Proses ekspor cangkang sawit itu difasilitasi oleh Balai Karantina Hewan, Ikan dan Tumbuhan (Karantina) Sumbar (Karantina Sumbar) setelah melalui serangkaian tindakan karantina yang ketat untuk memastikan produk memenuhi persyaratan negara tujuan.
Kepala Balai Karantina Sumbar, RM Ende Dezeanto, dalam keterangan resmi yang dikutip Mediaperkebunan.id, Sabtu (27/9/2025), menyebutkan fasilitasi proses ekspor seperti ekspor palm kernel shell ke Jepang itu sudah merupakan kegiatan rutin yang mereka fasilitasi.
Komitmen Karantina, kata dia, adalah memastikan kelancaran ekspor dengan tetap mengedepankan aspek keamanan dan kualitas produk, sesuai dengan standar karantina internasional
“Karantina telah melaksanakan serangkaian tindakan karantina yang ketat untuk memastikan produk yang mau diekspor, dalam hal ini cangkang sawit, memenuhi persyaratan negara tujuan,” ucap RM Ende Dezeanto.
Adapun proses pemeriksaan atas cangkang sawit tersebut mereka mulai dari pengambilan sampel atau sampling langsung di gudang penyimpanan perusahaan eksportir.
Selanjutnya, jelas Ende, sampel yang telah diambil kemudian dibawa ke laboratorium karantina untuk menjalani pemeriksaan dan pengujian.

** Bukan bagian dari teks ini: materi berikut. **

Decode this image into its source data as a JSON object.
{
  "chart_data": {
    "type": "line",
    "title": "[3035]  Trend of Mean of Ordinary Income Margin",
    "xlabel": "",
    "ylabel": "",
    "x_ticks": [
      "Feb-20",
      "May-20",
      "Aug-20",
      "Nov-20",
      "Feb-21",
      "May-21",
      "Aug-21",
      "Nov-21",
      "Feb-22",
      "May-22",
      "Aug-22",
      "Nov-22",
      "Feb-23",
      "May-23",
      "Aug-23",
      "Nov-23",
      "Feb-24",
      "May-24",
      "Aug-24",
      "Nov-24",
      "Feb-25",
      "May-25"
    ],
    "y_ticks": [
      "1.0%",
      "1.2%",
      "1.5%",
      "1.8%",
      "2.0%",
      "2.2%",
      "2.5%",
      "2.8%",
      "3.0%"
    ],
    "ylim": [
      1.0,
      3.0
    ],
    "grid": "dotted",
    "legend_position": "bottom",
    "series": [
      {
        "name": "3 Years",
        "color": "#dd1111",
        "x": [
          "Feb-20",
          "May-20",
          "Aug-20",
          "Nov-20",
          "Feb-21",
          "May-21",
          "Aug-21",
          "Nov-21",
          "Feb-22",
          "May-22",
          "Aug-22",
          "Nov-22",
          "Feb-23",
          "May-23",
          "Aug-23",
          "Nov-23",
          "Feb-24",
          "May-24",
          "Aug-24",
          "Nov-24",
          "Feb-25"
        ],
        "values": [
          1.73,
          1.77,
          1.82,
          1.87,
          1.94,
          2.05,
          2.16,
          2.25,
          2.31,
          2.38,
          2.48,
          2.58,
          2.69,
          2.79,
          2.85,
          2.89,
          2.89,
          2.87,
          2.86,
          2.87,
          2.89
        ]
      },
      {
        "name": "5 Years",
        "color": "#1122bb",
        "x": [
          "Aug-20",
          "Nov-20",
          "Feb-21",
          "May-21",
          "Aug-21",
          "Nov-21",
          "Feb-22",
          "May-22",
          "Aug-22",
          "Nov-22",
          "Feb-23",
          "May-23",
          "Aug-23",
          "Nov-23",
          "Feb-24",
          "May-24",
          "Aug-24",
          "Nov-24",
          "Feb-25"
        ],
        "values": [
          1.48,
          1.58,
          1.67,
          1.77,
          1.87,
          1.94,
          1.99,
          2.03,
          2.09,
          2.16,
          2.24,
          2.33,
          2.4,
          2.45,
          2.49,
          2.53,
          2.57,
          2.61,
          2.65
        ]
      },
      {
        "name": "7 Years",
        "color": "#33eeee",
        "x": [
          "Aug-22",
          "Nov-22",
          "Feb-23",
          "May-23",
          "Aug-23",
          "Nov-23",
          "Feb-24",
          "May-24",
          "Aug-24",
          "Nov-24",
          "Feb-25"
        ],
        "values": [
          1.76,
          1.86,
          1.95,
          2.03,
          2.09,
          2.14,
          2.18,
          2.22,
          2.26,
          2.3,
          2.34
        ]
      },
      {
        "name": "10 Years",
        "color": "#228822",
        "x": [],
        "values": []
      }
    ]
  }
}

Pemeriksaan tersebut, kata dia lagi, bertujuan untuk memastikan cangkang sawit yang hendak diekspor bebas dari organisme pengganggu tumbuhan karantina (OPTK) yang dapat membahayakan sektor pertanian negara tujuan.
“Tahap akhir melibatkan pengawasan pemuatan atau loading supervision ke dalam kapal di Pelabuhan Teluk Bayur, Padang,” tutur RM Ende Dezeanto lebih lanjut.
Dirinya memastikan kalau sejumlah petugas karantina hadir langsung untuk memastikan tidak terjadi kontaminasi selama proses bongkar muat dan bahwa produk yang dimuat sesuai dengan yang telah lolos pemeriksaan.
Dia menjelaskan, sejatinya ekspor cangkang sawit dari Sumbar secara rutin dilakukan melalui Pelabuhan Teluk Bayur, dengan negara tujuan seperti Jepang dan Korea Selatan (Korsel).
Berdasarkan informasi yang ada, ucap RM Ende Dezeanto, cangkang sawit dimanfaatkan sebagai sumber energi terbarukan atau biomassa untuk pembangkit listrik di kedua negara tersebut.
RM Ende Dezeanto menegaskan, keberhasilan ekspor cangkang sawit ini tidak hanya memberikan kontribusi devisa negara tetapi juga menggerakkan roda perekonomian daerah.
“Khususnya bagi para pelaku usaha di sektor perkebunan kelapa sawit di yang ada di Provinsi Sumatera Barat ini,” tegas RM Ende Dezeanto selaku Kepala Karantina Sumbar.